Dual-layer Janus charged nanofiltration membranes constructed by sequential electrospray polymerization for efficient water softening.

The separation of hardness ions such as calcium and magnesium from hard water can improve water quality, which is important but technically challenging. Nanofiltration (NF) has attracted much attention because of its efficiency, environmental friendliness and low cost. However, common NF membranes with a singly (either positively or negatively) charged layer have insufficient water softening capacity. In this work, two types of dual-layer Janus charged polyamide NF membranes composed of oppositely charged inner and outer layers were developed for the first time by sequential electrospray polymerization strategy for efficient water softening. The effect of the microstructure of the dually charged barrier layer on the separation performance of divalent salt ions was explored. Detailed mechanistic studies revealed that the microstructure of the outer layer of the barrier layer played a crucial role in the ion separation of the Janus membrane due to its control of the reverse transport of ions.
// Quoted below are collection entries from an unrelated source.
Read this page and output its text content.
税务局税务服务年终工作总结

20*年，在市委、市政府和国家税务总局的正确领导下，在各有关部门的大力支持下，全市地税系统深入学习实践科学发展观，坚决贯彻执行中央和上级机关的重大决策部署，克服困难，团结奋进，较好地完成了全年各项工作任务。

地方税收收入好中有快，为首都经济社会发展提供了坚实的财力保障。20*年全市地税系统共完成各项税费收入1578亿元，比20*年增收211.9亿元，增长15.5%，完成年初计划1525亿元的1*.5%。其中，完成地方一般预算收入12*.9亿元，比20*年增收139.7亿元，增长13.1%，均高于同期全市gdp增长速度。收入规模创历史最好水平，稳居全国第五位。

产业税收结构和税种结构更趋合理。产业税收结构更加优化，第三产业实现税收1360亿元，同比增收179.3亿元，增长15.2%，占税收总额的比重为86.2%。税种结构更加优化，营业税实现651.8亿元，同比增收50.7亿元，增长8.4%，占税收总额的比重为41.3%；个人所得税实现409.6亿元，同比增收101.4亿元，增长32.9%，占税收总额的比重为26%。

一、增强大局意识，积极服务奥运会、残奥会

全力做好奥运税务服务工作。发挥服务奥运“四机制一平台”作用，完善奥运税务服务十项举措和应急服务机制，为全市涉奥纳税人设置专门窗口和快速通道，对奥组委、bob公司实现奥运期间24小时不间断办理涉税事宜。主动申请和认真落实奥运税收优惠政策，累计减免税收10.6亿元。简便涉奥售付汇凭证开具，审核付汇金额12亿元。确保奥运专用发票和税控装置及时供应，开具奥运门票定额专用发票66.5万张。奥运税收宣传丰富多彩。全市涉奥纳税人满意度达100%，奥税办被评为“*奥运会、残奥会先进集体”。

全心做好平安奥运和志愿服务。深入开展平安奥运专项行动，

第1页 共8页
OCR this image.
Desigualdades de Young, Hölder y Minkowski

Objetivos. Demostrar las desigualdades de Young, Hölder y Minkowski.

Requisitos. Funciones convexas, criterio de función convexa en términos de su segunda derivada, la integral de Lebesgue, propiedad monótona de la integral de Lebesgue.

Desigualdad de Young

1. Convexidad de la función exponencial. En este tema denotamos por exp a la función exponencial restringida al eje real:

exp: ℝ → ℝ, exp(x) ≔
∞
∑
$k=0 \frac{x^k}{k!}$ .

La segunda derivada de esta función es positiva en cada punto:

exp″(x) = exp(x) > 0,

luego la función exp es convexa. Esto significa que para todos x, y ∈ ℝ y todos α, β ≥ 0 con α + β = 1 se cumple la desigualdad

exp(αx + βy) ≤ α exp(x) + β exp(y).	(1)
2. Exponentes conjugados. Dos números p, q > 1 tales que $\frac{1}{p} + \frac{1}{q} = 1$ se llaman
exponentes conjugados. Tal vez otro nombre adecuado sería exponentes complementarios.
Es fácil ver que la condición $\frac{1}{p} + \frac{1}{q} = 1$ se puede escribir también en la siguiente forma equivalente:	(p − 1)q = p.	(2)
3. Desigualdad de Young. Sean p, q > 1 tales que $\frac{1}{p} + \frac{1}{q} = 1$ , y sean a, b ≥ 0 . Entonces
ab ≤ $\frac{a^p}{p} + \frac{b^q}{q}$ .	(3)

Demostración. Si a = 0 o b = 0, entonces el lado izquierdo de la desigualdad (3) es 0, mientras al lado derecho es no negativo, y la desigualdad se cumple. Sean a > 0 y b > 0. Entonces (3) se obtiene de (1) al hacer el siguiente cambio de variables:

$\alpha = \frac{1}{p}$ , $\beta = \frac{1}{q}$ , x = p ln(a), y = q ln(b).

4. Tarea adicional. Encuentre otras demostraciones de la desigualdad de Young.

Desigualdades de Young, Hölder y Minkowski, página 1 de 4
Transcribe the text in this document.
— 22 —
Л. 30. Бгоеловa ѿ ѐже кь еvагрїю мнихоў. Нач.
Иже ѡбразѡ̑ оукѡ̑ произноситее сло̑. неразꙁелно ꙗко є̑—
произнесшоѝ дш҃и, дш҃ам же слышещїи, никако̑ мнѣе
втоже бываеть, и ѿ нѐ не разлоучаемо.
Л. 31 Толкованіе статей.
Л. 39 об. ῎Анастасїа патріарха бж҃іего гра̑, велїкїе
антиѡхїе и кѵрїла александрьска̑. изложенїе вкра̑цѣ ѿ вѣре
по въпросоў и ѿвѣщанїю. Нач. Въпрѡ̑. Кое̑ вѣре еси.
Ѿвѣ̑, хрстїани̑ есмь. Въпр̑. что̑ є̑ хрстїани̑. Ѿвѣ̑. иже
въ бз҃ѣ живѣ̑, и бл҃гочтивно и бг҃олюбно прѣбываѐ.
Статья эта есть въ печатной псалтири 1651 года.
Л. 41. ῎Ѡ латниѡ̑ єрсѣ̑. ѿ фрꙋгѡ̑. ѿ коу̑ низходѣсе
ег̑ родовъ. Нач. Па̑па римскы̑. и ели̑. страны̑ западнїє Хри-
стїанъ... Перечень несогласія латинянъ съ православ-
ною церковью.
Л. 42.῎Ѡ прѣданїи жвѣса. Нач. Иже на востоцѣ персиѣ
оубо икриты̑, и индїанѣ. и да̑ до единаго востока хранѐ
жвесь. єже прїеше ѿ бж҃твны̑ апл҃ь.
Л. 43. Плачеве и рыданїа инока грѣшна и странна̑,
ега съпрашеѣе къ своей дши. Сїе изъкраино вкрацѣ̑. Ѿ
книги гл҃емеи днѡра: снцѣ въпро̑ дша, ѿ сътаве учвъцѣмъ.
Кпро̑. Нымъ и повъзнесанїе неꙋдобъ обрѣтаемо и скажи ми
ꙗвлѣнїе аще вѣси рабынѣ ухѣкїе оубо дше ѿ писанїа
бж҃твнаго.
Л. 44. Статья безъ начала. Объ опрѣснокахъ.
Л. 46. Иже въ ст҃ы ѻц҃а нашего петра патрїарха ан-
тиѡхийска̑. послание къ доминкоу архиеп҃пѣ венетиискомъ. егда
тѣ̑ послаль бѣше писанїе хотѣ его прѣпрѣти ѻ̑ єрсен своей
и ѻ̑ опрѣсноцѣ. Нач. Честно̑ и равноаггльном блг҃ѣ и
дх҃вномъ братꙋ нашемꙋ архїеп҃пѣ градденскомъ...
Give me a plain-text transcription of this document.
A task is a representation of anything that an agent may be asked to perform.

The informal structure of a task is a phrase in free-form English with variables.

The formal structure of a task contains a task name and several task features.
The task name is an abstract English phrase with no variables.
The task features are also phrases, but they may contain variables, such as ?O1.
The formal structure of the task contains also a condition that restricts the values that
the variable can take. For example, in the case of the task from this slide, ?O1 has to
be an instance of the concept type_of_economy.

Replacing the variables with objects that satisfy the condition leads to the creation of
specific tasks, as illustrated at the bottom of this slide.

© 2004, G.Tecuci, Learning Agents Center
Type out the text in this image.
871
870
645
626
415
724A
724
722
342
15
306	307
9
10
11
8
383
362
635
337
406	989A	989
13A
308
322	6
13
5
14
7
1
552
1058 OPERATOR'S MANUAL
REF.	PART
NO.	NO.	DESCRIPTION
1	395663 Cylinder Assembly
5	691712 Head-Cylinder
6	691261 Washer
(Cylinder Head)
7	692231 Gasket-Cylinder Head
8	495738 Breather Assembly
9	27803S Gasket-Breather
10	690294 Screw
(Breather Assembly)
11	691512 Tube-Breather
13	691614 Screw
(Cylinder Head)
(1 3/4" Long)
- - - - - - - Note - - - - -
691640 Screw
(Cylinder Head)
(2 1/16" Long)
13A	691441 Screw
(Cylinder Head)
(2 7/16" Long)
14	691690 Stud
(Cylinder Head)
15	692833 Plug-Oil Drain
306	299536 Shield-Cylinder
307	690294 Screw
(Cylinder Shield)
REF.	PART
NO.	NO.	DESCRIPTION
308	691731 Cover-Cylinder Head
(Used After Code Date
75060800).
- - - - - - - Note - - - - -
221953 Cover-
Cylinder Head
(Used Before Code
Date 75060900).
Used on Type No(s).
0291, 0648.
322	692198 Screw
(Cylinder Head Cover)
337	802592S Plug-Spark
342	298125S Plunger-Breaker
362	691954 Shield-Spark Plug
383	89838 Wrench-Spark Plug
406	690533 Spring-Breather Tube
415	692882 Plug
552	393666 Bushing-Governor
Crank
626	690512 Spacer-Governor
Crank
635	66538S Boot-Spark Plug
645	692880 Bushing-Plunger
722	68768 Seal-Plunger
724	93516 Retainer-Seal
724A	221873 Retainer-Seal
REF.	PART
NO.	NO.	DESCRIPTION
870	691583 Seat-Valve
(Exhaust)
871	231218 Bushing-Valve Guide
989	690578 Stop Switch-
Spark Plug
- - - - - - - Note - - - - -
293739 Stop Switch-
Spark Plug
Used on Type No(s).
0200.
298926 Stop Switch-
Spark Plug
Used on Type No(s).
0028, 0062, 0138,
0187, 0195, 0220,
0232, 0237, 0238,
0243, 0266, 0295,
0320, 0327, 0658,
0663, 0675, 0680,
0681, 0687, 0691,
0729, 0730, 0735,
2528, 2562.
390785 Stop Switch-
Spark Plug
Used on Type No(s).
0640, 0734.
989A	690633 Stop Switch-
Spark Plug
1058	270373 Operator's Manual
Janus charged polyamide NF membrane with a loose outer layer exhibited better water softening performance (93.6% of hardness removed) compared to the singly charged NF membranes due to the simultaneous dual electrostatic effect and no ion reverse transport confinement. This Janus charged NF membrane also possessed good antifouling performance, mainly due to its negatively charged outer layers. The mechanistic insights gained in this study reveal the huge potential of microstructural design toward high-performance Janus charged NF membranes, and provide important guidance on the future development of high-efficiency water softening NF membranes.